Iconic Buildings, Collage, Image courtesy OMA

City of Ideas

Architects' voices and visions

A multiplicity of voices is the defining feature of architecture today. Never before have there been so many distinctive and original visions. The time is right to raise the inevitable questions:

  • How many architectures do we need?
  • Can we remain critical by simply accepting such a diverse and contradictory contemporary panoply of ideas?
  • Do we let go of all unifying principles?
  • Can we operate without authorities? Should the present diversity be encouraged?
  • Should the most distinctive voices be amplified?
  • Should we continue celebrating 'starchitects' who haul architecture in many different directions?

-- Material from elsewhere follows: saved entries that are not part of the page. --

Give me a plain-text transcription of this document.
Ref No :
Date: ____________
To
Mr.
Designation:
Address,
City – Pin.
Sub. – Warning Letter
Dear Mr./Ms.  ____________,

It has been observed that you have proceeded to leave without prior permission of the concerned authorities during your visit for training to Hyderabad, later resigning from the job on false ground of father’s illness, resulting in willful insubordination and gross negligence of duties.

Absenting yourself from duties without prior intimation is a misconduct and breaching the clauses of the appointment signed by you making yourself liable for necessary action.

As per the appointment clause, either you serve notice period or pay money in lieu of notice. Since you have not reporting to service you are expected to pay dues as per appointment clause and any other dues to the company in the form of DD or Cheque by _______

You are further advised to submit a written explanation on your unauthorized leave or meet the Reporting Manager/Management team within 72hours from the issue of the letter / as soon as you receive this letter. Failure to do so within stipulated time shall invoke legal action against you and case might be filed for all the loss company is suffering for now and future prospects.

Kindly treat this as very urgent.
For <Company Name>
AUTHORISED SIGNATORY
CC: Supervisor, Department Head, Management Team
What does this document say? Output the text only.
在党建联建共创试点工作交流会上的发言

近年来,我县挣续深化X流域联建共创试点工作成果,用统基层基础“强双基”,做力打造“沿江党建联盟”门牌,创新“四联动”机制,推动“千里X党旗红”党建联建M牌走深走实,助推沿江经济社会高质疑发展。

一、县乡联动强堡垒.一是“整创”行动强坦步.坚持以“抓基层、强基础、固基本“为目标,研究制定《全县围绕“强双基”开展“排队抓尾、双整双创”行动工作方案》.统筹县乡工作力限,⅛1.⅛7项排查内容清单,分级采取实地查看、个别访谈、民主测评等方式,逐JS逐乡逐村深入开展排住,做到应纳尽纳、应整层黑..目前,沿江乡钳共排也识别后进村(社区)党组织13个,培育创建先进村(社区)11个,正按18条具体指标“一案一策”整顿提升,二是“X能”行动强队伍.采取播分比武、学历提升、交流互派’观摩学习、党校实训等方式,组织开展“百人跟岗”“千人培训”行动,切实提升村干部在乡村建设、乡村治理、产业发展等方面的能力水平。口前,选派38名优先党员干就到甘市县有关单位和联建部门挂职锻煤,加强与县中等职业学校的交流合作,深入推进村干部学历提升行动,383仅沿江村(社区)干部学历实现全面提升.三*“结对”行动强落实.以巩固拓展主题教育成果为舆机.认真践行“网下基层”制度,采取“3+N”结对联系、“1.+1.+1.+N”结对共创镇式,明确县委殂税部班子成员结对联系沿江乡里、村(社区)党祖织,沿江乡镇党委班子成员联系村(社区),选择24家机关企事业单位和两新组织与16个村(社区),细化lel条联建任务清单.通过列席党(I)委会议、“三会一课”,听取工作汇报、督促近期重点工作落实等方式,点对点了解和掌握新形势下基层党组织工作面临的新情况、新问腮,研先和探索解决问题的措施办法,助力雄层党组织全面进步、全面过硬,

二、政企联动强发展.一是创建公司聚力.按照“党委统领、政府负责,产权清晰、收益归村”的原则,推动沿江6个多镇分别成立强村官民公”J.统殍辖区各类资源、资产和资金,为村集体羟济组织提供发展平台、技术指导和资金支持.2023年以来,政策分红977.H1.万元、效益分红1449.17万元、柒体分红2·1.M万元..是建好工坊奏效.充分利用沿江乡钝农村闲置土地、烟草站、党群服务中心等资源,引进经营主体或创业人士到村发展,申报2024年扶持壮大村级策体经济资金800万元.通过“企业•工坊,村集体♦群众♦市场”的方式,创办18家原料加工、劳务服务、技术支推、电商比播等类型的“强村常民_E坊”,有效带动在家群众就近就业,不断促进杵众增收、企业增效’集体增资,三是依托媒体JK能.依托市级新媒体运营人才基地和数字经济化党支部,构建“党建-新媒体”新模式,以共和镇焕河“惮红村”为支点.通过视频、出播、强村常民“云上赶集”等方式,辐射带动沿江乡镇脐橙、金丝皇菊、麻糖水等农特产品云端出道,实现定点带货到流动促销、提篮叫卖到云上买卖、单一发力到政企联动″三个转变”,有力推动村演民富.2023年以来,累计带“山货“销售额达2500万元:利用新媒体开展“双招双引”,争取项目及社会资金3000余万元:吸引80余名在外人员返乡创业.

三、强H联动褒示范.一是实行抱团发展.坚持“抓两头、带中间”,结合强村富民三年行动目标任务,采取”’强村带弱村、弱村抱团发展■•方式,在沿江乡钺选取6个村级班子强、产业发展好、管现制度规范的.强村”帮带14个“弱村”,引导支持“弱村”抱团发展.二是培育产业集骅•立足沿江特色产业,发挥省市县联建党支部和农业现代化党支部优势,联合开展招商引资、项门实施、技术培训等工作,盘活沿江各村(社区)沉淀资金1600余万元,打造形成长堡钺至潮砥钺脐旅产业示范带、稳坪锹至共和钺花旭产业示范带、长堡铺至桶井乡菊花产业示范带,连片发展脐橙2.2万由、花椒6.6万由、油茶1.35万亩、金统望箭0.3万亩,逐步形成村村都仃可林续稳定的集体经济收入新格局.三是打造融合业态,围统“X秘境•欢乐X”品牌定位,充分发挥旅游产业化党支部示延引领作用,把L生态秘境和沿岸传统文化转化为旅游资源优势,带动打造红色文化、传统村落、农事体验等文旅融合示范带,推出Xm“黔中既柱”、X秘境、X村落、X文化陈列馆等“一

'City of Ideas: Architects’ Voices and Visions', curated by Vladimir Belogolovsky, is a stage for 13 such voices to be heard, juxtaposed and interpreted.

Presented through audio recordings, interview transcripts, quotes and images, this exhibition portrays today’s leading architects and society in general. Listen to these voices as they help us challenge one fundamental question: what is architecture, here and now?

Featured architects’ voices

Will Alsop, Peter Eisenman, YonaFriedman, Anton Garcia Abril & Debora Mesa (Ensamble Studio), Zvi Hecker, Kengo Kuma, Daniel Libeskind, Juergen Mayer H., Glenn Murcutt, Wolf Prix (Coop Himmelb(l)au), Thom Mayne (Morphosis), Hani Rashid & Lise Anne Couture (Asymptote Architecture) and James Wines (SITE).

Vladimir Belogolovsky is the founder of the New York-based Intercontinental Curatorial Project, which focuses on organizing, curating, and designing architectural exhibitions worldwide. Trained as an architect at Cooper Union in New York, he has written over two hundred articles, as well as five books, Conversations with Architects (DOM, 2015), Harry Seidler: LIFEWORK (Rizzoli, 2014), Felix Novikov (TATLIN, 2009; DOM, 2013), Soviet Modernism: 1955-1985 (TATLIN, 2010), and Green House (TATLIN, 2009).

He has curated extensive international exhibitions including Harry Seidler: Painting Toward Architecture which has travelled the world since 2012; it was shown in over a dozen museums and universities across Europe, North and South America, and Australia.